What is the unit of measurement of $z$ as a solution to the equation: $\sin z=2$?

Question

Recently, I uploaded a video on my channel solving the equation $\sin z=2$ See

Now, one question that I was asked is "What is the unit of this $Z$ as a solution to the equation: $\sin Z=2$. Is it in Radian? Can I change it to Degree?... And most importantly, what is the physical significance of the solution?" Though based on my limited understanding and knowledge, I answered the question, but I seek a concrete answer for the same.

I will include my answer for your perusal "In complex trigonometric functions, $\sin z$ is expressed as power series and not as a measure of angles on a circle in classical trigonometry. So, neither of the unit suffice in this case and which is also evident from the answer which is in the form of $x+Iy$. Another representation of the same could be in terms of hyperbolic sines and cosines where unit of measurement is hyperbolic than circular."

Answer 1

From $e^{iz} = \cos(z)+i\sin(z)$ we get $\sin(z) = (e^{iz} -e^{-iz})/2$.

Solve $(x-1/x)/2 =2$ and then $e^{iz} = x$.

All well known, of course.

Answer 2

The question is exactly the same as asking, "what is the unit of $x$ in $x^{2}=2$?"

The student might be tempted to argue something like "the unit is obviously meters, and the result is an area". But this is not so obvious at all: in fact, people often speak of "seconds-squared", $s^2,$ or "per second", $s^{-1};$ so we see that the $x$ in $x^{2}$ need not be a length, it could be a duration.

What the unit is in a particular mathematical model depends only on what $x$ is being used to represent in that model. If $x$ represents a distance, then the unit should be a unit of distance, like meters; but there is no fixed choice of unit, so the viewer's question is missing the context necessary to give it an answer.
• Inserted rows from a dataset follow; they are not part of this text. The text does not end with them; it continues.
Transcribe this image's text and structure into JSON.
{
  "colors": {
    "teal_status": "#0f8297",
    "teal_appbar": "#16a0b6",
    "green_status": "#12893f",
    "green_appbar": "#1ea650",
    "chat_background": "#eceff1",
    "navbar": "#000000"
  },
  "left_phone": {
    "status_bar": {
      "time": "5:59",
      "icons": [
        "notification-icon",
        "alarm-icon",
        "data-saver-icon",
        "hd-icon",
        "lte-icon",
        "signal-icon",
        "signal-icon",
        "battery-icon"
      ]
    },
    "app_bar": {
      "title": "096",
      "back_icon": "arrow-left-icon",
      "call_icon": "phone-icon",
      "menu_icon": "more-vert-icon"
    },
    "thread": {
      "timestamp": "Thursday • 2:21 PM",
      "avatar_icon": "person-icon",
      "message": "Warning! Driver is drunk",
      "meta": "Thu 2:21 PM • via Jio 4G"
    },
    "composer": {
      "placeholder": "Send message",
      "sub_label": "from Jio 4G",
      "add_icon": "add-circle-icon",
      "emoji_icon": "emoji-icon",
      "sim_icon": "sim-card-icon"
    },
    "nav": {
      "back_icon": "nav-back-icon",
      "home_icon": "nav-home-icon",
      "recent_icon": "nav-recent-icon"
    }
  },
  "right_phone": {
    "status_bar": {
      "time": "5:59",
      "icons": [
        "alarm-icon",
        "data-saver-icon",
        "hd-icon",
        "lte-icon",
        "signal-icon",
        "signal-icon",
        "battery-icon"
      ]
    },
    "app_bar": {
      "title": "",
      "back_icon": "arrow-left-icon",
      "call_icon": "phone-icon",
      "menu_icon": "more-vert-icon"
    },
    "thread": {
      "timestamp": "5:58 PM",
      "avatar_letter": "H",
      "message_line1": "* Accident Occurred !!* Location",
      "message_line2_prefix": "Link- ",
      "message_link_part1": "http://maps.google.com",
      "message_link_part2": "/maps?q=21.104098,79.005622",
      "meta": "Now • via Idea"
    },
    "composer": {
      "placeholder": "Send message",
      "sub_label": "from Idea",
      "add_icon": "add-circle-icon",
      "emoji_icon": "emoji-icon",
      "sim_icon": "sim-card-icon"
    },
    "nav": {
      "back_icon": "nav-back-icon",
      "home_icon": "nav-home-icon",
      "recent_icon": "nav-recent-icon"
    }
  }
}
In practice, complex numbers are often useful merely as computational aids, or as a framework to make nice mathematical models, and then the real and imaginary parts are associated with units of their own. One place where complex numbers themselves famously take centre-stage in a physical model is in quantum mechanics: the wave function outputs complex numbers, and the square magnitude of these complex numbers represents probability density. But this is a pretty esoteric example, to be honest; and even in this example, the "unit" of the complex number (if that's really something you want to discuss) depends on how many dimensions your model is meant to account for.